Com a expansão do Império Romano e a dominação da Grécia Antiga, os Jogos Olímpicos foram proibidos de serem realizados. Isso porque, em 380 d.C., o imperador Teodósio I declarou o cristianismo como a religião de estado de todo o império. Por conta do caráter religioso das Olimpíadas e do culto aos deuses da religião politeísta, ou seja, com crença em vários deuses, a sua disputa foi encerrada.
O hiato dos Jogos Olímpicos durou até 1896, quando foram realizados os primeiros jogos da era moderna. A cidade escolhida para receber o evento foi justamente Atenas, capital da Grécia. O professor Otávio Guimarães explicou, porém, que, desde o início do século XIX, foram feitas várias tentativas de retomada das competições de caráter olímpico. O responsável pela retomada da competição foi um francês de família aristocrata nascido em Paris.
Em 1894, o historiador Pierre de Frèdy, o Barão de Coubertin, fundou o Comitê Olímpico Internacional (COI), do qual foi presidente até 1925. Coube ao francês organizar os primeiros Jogos Olímpicos da Era Moderna. Com isso, também foram incorporados uma série de novos esportes que estavam sendo desenvolvidos principalmente na Europa.
“Aí, nós já estamos falando de jogos modernos, que incorporam, além do atletismo, a ginástica, a esgrima, o tênis, enfim, gradativamente os chamados esportes modernos, que estavam surgindo e se desenvolvendo no cenário ocidental foram fazendo parte do programa olímpico. Inicialmente, tinha o atletismo, pela tradição grega, mas também tinha a ginástica, que era um movimento muito forte na Europa no século XIX, a esgrima, o tênis e outras modalidades esportivas. À medida que os jogos foram se tornando populares e importantes, outros esportes foram fazendo parte. Até porque aqueles que praticavam tinham o objetivo de transformar seu esporte em um esporte olímpico”, afirmou.

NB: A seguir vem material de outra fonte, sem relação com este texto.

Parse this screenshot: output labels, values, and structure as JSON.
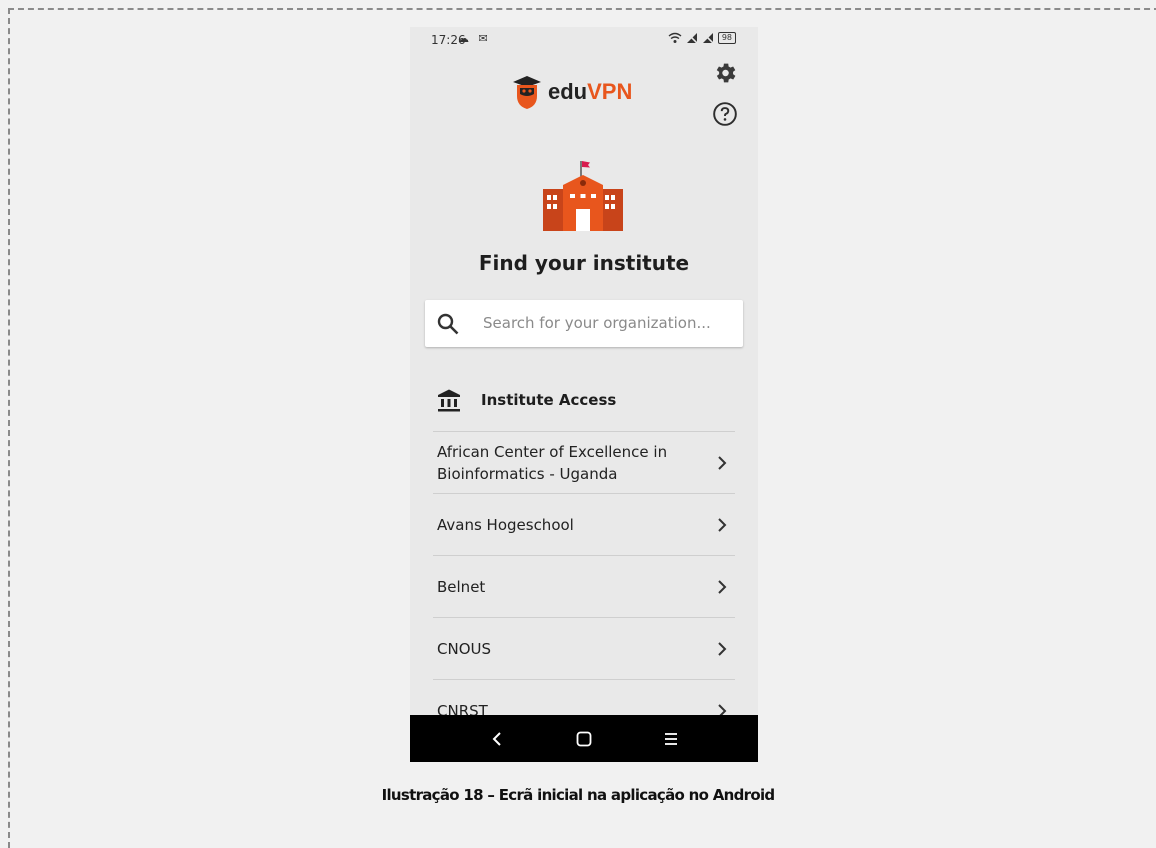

A retomada das Olimpíadas foi com um caráter já globalizado, tornando-se um evento internacional. A iniciativa, segundo Otávio, visava reunir o maior número possível de países, atletas e de esportes. Para que fosse possível englobar todas as modalidades, inclusive, foram criados também os Jogos Olímpicos de Inverno.

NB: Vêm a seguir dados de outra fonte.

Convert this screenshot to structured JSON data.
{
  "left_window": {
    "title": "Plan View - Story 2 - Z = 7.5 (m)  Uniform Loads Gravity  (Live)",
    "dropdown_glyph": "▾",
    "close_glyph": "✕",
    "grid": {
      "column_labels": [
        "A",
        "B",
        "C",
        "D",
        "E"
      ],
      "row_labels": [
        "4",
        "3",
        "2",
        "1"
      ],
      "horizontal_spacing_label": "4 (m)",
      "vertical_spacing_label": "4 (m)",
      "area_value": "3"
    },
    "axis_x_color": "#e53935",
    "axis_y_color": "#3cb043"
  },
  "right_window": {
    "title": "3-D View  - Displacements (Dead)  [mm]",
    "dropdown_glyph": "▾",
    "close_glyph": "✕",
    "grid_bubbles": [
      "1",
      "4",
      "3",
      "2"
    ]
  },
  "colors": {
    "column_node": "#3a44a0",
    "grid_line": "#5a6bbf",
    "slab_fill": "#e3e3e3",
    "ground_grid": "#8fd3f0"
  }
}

Hoje, como pontuou o professor, há um cuidado para que as Olimpíadas não se tornem um evento inchado. Por isso, é estabelecido um limite de 10 mil a 11 mil atletas presentes na competição. Otávio explicou também que esportes que possuem modalidades tanto masculinas quanto femininas possuem mais chances de serem incorporados às Olimpíadas.
“Há uma série de regras e regulamentos para um esporte se tornar olímpico e, hoje, uma grande dificuldade para combater o gigantismo dos jogos, então há um limite de aproximadamente 10 mil atletas. Para entrar uma modalidade, tem que sair outra e há uma política para que haja 50% de atletas homens e 50% de atletas mulheres, então esportes que tem modalidades masculinas e femininas têm mais chance de fazer parte do programa olímpico do que esportes que não tem. As novas modalidades incorporadas, como escalada indoor, skate e surfe, já entram no programa olímpico com modalidades masculinas e femininas”, colocou.
Os Jogos Olímpicos de Tóquio, originalmente, seriam disputados em 2020. Por conta da pandemia do novo coronavírus, porém, a competição teve de ser adiada para 2021. Otávio contou que, na história das Olimpíadas, já houve cancelamentos, majoritariamente por conta das duas guerras que assolaram o mundo no início do século XX, mas nunca o evento teve de ser adiado.
“Cancelamentos já ocorreram antes. A gente teve jogos olímpicos em 1912, mas não teve em 1916 por causa da Primeira Guerra Mundial. Em 1940, os jogos estavam assinalados curiosamente para Tóquio também, 1936 foi em Berlim. Os jogos de 1940 não ocorreram por causa da Segunda Guerra Mundial. Em 1944 não havia nenhuma cidade indicada, mas também não ocorreram por causa da guerra. E aí nós tivemos a retomada em 1948, em Londres, três anos após o fim da Segunda Guerra Mundial. Então, a gente teve situações de cancelamento, de adiamento, como tivemos agora, é a primeira vez”, finalizou.